ПрикладноеЧто со всем этим делать? Решиться и переступить через животный страх, чтобы познать и принять свою природу. Она дана каждому из нас от рождения, уникальная, как роговица глаза или рисунок на пальцах, поэтому найти ее, следуя неким научным классификациям или тем более эталонам, невозможно. Нам попросту не с чем сравнивать свою самость. Хотя всю жизнь мы только это и делаем. Принимая то или иное решение в расфокусированном состоянии, мы, словно на костыли, опираемся на то, что находится вне нас: характеры родных и близких, мнения, социальные нормы и тренды. Между тем, сравнивать в подлинном поиске нужно только с самим собой.

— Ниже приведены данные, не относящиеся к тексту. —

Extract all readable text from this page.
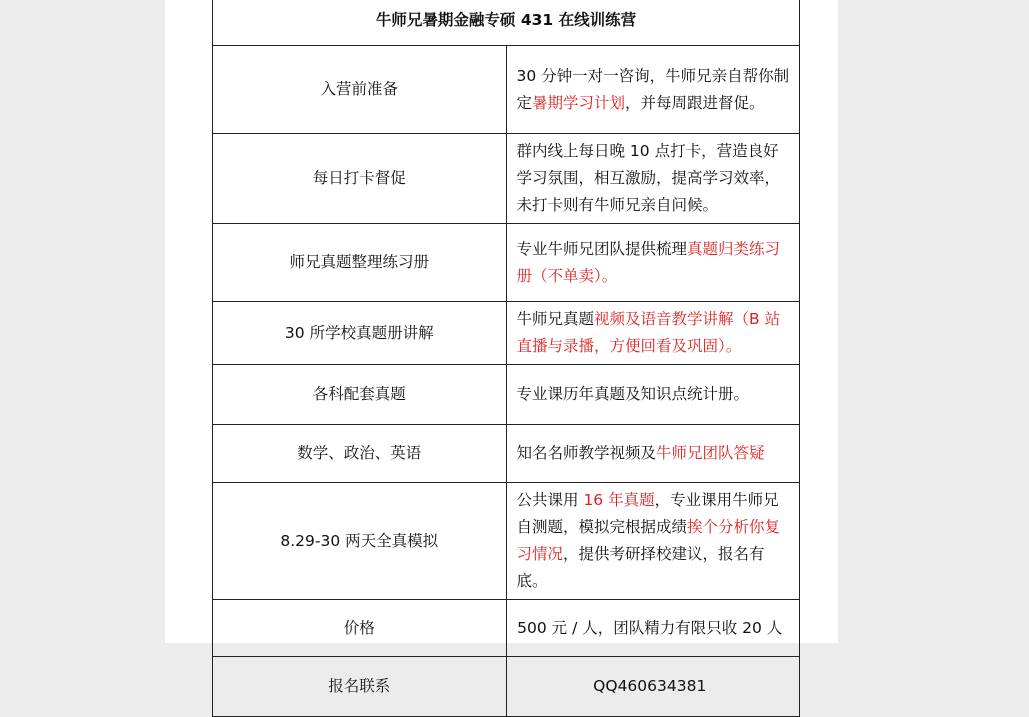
牛师兄暑期金融专硕 431 在线训练营	
入营前准备	30 分钟一对一咨询，牛师兄亲自帮你制定暑期学习计划，并每周跟进督促。
每日打卡督促	群内线上每日晚 10 点打卡，营造良好学习氛围，相互激励，提高学习效率，未打卡则有牛师兄亲自问候。
师兄真题整理练习册	专业牛师兄团队提供梳理真题归类练习册（不单卖）。
30 所学校真题册讲解	牛师兄真题视频及语音教学讲解（B 站直播与录播，方便回看及巩固）。
各科配套真题	专业课历年真题及知识点统计册。
数学、政治、英语	知名名师教学视频及牛师兄团队答疑
8.29-30 两天全真模拟	公共课用 16 年真题，专业课用牛师兄自测题，模拟完根据成绩挨个分析你复习情况，提供考研择校建议，报名有底。
价格	500 元 / 人，团队精力有限只收 20 人
报名联系	QQ460634381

Настало время перенести точку опоры решений на самый мощный фундамент нашу внутреннюю уникальность. От природы мы полностью соответствуем себе, то есть мы попросту счастливы: наш идеальный фокус когда-то обеспечивал 100 % совпадения «могу», «хочу» и «надо». Как? Вернемся в раннее детство большинства из нас.
Здесь мы здоровы, хорошо чувствуем, какой объем нагрузки для развития нам необходим, сколько спать и как восстанавливать силы. Мы не истязаем себя диетами, спортзалами, но при этом всегда бодры и нагружены физически.
При этом мы в достатке. Мы выражаем себя в огромном труде обучения, усвоения, осмысления (скорее всего, никогда больше в жизни мы не будем так трудиться, изучая окружающий мир, как в этот период). Проявляем себя в творчестве, еще не осознавая, как называется то шедевральное, что мы тайно вытворяем фломастерами на новых обоях. В ответ мы получаем достаточный поток благ в виде еды, безопасности и домашнего тепла.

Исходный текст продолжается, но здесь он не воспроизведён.